Although multimarker methods are a considerable advancement, current methods do not fully take advantage of the correlation structure between SNPs and their multimarker proxies. For example, consider the scenario given in figure 1. In this example, we assume that the first two SNPs are collected as tag SNPs for the association study and will be used as proxies for the three remaining SNPs. The third SNP is in perfect disequilibrium with the first SNP (r2=1), and, thus, the first SNP serves as a perfect proxy for the third SNP. Since the fourth SNP is not in perfect disequilibrium with either of the first two SNPs, the haplotype AA at the first two SNPs can serve as a perfect proxy for the fourth SNP. The most interesting case is the fifth SNP, for which no haplotype serves as a perfect proxy. The best haplotype proxy for this SNP is the haplotype AA, for which r2=0.619. However, by restricting ourselves to the haplotype AA, we ignore the additional information given by the other haplotypes. For example, the allele A in the fifth SNP occurs occasionally with haplotype AG, but never with haplotypes GA or GG.
Figure 1. .
A sample haplotype distribution for five SNPs, where the first two SNPs are collected as tag SNPs, and the remaining three SNPs are uncollected. Freq. = frequency.
To take advantage of this additional information, we propose a new statistic, the ρ test, and a new method, WHAP, that is based on a weighted sum of all the haplotype frequency differences. We show both empirically and analytically that there is a considerable gain in power achieved by this statistic, as opposed to a χ2 statistic on a single SNP or group of haplotypes. We show that the ρ test is χ2 distributed with 1 df, regardless of the weight assignments. We then develop a notion equivalent to r2, defined by the haplotype weights r2h and with values ranging from 0 to 1. Analogously to Pritchard and Preworzski,7 we show that, if a multimarker set has a correlation of r2h with a causal SNP, then using the ρ test with n/r2h individuals for this set is equivalent to directly testing the causal SNP for association with n individuals. We show analytically that the r2h for a set of tag SNPs is always at least as large as the best r2 for any single haplotype or single SNP. Empirically, we observe that, in many cases, r2h is, in fact, quite larger than r2, which leads to a significant increase in power. For instance, in the above example, the correlation coefficient between the weighted average of the haplotypes and the fifth SNP is 0.85, whereas it is only 0.619 for the best single haplotype. Finally, we show that the ρ test is always more powerful than the standard χ2 test over a set of haplotypes. Our proposed method uses a statistic similar to the one proposed in the works of Nicolae16 and Stram.17
Previous approaches for tag SNPs, such as single-marker and multimarker approaches involving one haplotype, fall into our framework, since these can be seen as specific assignments of weights to the haplotypes (i.e., letting the weight of the haplotype be 1 and the weight of all the other haplotypes be 0). We present a method to find the optimal set of weights that maximizes the power of the ρ statistic, and we show both analytically and empirically that our method always performs at a power equal or greater to standard multimarker methods. Furthermore, we show that, asymptotically, one can gain power only by using a larger number of SNPs as a proxy to the hidden SNP. In practice, since sample size is limited, “overfitting” effects may reduce power, and we therefore empirically show that, for haplotypes of moderate length, there is an increase in power. To the best of our knowledge, this is the first rigorous analytical proof that demonstrates that haplotype and multimarker indirect association is asymptotically more powerful than indirect association based on single SNPs.
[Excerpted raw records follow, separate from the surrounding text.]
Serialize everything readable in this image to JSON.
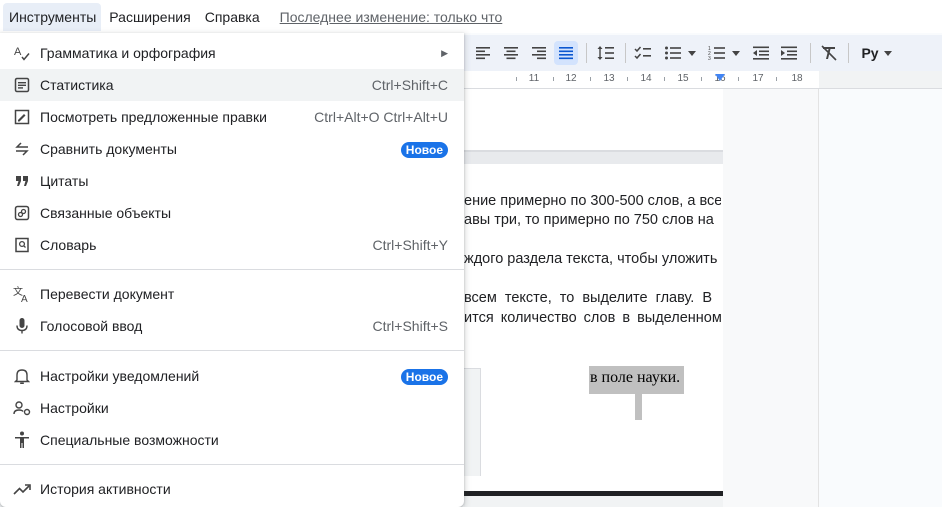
{
  "menubar": {
    "items": [
      "Инструменты",
      "Расширения",
      "Справка"
    ],
    "last_edit": "Последнее изменение: только что"
  },
  "menu": {
    "items": [
      {
        "icon": "spellcheck-icon",
        "label": "Грамматика и орфография",
        "submenu": true
      },
      {
        "icon": "word-count-icon",
        "label": "Статистика",
        "shortcut": "Ctrl+Shift+C",
        "hovered": true
      },
      {
        "icon": "review-edits-icon",
        "label": "Посмотреть предложенные правки",
        "shortcut": "Ctrl+Alt+O Ctrl+Alt+U"
      },
      {
        "icon": "compare-icon",
        "label": "Сравнить документы",
        "badge": "Новое"
      },
      {
        "icon": "quote-icon",
        "label": "Цитаты"
      },
      {
        "icon": "linked-objects-icon",
        "label": "Связанные объекты"
      },
      {
        "icon": "dictionary-icon",
        "label": "Словарь",
        "shortcut": "Ctrl+Shift+Y"
      },
      {
        "icon": "translate-icon",
        "label": "Перевести документ"
      },
      {
        "icon": "microphone-icon",
        "label": "Голосовой ввод",
        "shortcut": "Ctrl+Shift+S"
      },
      {
        "icon": "bell-icon",
        "label": "Настройки уведомлений",
        "badge": "Новое"
      },
      {
        "icon": "preferences-icon",
        "label": "Настройки"
      },
      {
        "icon": "accessibility-icon",
        "label": "Специальные возможности"
      },
      {
        "icon": "activity-icon",
        "label": "История активности"
      }
    ]
  },
  "toolbar": {
    "style_label": "Pу"
  },
  "ruler": {
    "numbers": [
      "11",
      "12",
      "13",
      "14",
      "15",
      "16",
      "17",
      "18"
    ]
  },
  "document": {
    "lines": [
      "ение примерно по 300-500 слов, а все",
      "авы три, то примерно по 750 слов на",
      "ждого раздела текста, чтобы уложить",
      "всем тексте, то выделите главу. В",
      "ится количество слов в выделенном"
    ],
    "image_caption": "в поле науки."
  },
  "colors": {
    "accent": "#1a73e8",
    "menu_hover": "#f1f3f4",
    "active_menu": "#e8eef7",
    "toolbar_bg": "#eef2f9"
  }
}
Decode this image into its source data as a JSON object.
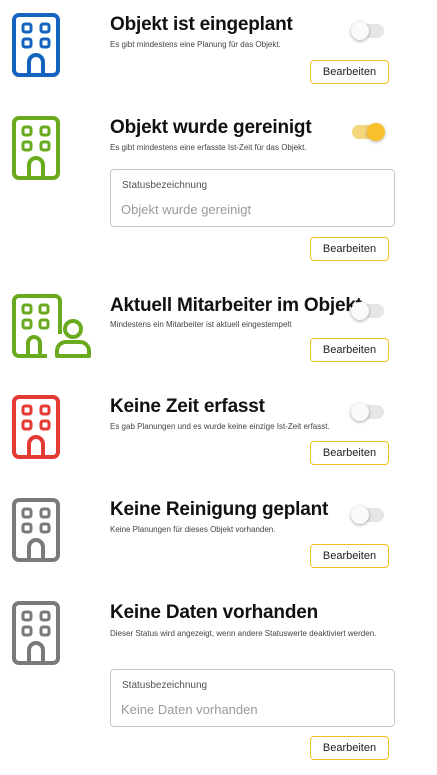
{
  "statuses": [
    {
      "title": "Objekt ist eingeplant",
      "description": "Es gibt mindestens eine Planung für das Objekt.",
      "icon": "building-icon",
      "color": "#1565c0",
      "enabled": false,
      "edit_label": "Bearbeiten"
    },
    {
      "title": "Objekt wurde gereinigt",
      "description": "Es gibt mindestens eine erfasste Ist-Zeit für das Objekt.",
      "icon": "building-icon",
      "color": "#6aaa1e",
      "enabled": true,
      "field_label": "Statusbezeichnung",
      "field_placeholder": "Objekt wurde gereinigt",
      "edit_label": "Bearbeiten"
    },
    {
      "title": "Aktuell Mitarbeiter im Objekt",
      "description": "Mindestens ein Mitarbeiter ist aktuell eingestempelt",
      "icon": "building-person-icon",
      "color": "#6aaa1e",
      "enabled": false,
      "edit_label": "Bearbeiten"
    },
    {
      "title": "Keine Zeit erfasst",
      "description": "Es gab Planungen und es wurde keine einzige Ist-Zeit erfasst.",
      "icon": "building-icon",
      "color": "#e53935",
      "enabled": false,
      "edit_label": "Bearbeiten"
    },
    {
      "title": "Keine Reinigung geplant",
      "description": "Keine Planungen für dieses Objekt vorhanden.",
      "icon": "building-icon",
      "color": "#7a7a7a",
      "enabled": false,
      "edit_label": "Bearbeiten"
    },
    {
      "title": "Keine Daten vorhanden",
      "description": "Dieser Status wird angezeigt, wenn andere Statuswerte deaktiviert werden.",
      "icon": "building-icon",
      "color": "#7a7a7a",
      "enabled": false,
      "field_label": "Statusbezeichnung",
      "field_placeholder": "Keine Daten vorhanden",
      "edit_label": "Bearbeiten"
    }
  ]
}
Our methods and power analysis relies on accurate haplotype frequency estimates. Since the accuracy of haplotype frequency estimation depends on different factors, such as the number of SNPs used, their physical locations, and the LD structure, we evaluated our analytical results via simulation. We first demonstrate that r2h is always >r2 for both SNPs and multimarker tags over the marker sets of the Affymetrix 500k and Illumina HumanHap 550 chips. In particular, moving from multimarker tags to our WHAPs results in up to a 21.1% increase in the number of captured common SNPs (minor-allele frequency [MAF] ⩾0.05 and r2 or r2h ⩾0.8). Second, we simulate case-control panels under various disease models and show that this increase in utility corresponds, as expected, to an increase in the power of our method compared with the use of single SNPs and multimarker tags.
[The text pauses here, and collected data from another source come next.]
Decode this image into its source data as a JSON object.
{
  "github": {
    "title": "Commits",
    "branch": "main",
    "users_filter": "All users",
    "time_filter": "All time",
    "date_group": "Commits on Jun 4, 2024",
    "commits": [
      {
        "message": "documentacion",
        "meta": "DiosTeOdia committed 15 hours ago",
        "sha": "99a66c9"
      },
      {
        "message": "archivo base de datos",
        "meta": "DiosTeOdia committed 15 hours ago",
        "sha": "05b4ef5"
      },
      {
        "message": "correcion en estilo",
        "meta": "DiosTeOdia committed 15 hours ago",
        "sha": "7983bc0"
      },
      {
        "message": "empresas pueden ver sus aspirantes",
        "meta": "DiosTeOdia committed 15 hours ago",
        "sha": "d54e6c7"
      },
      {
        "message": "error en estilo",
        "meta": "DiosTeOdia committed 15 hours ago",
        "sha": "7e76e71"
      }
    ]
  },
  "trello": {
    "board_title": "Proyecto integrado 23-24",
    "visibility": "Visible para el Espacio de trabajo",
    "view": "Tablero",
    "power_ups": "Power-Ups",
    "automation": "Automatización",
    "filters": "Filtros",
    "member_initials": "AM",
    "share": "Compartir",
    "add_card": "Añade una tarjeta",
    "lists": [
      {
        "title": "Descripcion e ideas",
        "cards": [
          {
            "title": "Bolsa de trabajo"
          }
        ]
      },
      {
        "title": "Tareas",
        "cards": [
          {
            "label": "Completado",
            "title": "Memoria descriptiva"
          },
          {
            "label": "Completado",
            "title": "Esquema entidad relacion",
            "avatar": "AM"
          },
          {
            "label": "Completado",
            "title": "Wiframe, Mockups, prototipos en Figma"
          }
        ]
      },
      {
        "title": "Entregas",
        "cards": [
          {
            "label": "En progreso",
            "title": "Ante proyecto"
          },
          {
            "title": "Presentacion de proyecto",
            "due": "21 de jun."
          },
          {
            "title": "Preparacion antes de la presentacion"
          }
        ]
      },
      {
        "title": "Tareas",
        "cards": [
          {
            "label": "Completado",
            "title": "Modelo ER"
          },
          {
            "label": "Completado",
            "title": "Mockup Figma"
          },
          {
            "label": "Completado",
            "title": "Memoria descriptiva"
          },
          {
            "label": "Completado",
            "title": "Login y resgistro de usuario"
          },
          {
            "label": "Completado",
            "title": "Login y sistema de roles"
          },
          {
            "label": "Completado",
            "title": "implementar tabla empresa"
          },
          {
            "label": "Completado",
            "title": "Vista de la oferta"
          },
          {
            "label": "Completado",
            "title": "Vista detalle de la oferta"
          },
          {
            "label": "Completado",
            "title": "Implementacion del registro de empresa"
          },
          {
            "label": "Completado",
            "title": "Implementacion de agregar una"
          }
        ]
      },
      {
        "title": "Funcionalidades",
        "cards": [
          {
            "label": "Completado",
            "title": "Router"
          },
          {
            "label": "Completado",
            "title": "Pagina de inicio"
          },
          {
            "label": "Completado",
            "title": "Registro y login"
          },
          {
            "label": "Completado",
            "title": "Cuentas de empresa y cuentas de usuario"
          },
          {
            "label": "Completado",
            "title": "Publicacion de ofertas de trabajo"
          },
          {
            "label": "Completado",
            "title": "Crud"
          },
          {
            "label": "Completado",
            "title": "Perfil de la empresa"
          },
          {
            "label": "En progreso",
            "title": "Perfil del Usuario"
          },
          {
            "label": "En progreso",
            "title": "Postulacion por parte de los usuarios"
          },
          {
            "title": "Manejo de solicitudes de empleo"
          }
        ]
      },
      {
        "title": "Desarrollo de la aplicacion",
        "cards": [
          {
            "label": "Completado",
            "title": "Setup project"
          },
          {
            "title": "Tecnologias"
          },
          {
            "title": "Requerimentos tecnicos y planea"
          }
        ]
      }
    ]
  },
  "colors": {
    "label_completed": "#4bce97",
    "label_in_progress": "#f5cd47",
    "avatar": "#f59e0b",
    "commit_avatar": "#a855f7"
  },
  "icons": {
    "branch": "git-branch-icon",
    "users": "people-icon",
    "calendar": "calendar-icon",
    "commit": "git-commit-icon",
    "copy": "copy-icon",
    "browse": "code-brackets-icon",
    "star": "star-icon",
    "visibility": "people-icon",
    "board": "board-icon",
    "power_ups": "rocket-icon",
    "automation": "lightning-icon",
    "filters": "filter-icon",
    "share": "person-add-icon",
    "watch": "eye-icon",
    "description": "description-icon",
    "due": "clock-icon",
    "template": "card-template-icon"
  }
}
We calculated the optimal weights for every HapMap phase II SNP, using the Affymetrix 500k and Illumina HumanHap 550 SNP sets. These data are available on request, and the software for performing association tests that use WHAPs can be downloaded from the WHAP Web site.
Material and Methods
The ρ test is a statistic that is applied to a set of WHAP tag SNPs that are a proxy for the hidden SNP. It can be used in place of the standard χ2 statistic applied to the tag SNPs. Informally, the ρ test computes a weighted sum of all the tag SNP haplotype frequency differences between the case and control samples. A more formal description of the ρ test is given below.
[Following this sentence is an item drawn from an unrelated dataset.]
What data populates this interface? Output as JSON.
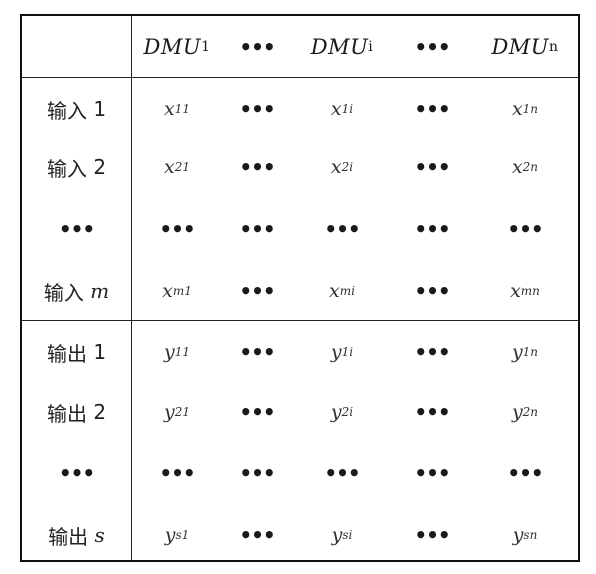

In traditional multimarker methods, for a given hidden SNP, a set of SNPs are chosen as tag SNPs, and a specific haplotype of the tag SNPs is used as the proxy. In contrast, in the ρ test framework, once the tag SNPs are chosen, a weight for each of the haplotypes is determined. The specific values of the weights are estimated from the reference panel (e.g., the HapMap data set) and are recorded for each hidden SNP.
The ρ test is χ2 distributed with 1 df, and its power depends on the correlation coefficient r2h between the statistic and the hidden SNP (see below). We show that r2h is analogous to r2 in standard association methods, in the sense that it provides a direct linear relation to power.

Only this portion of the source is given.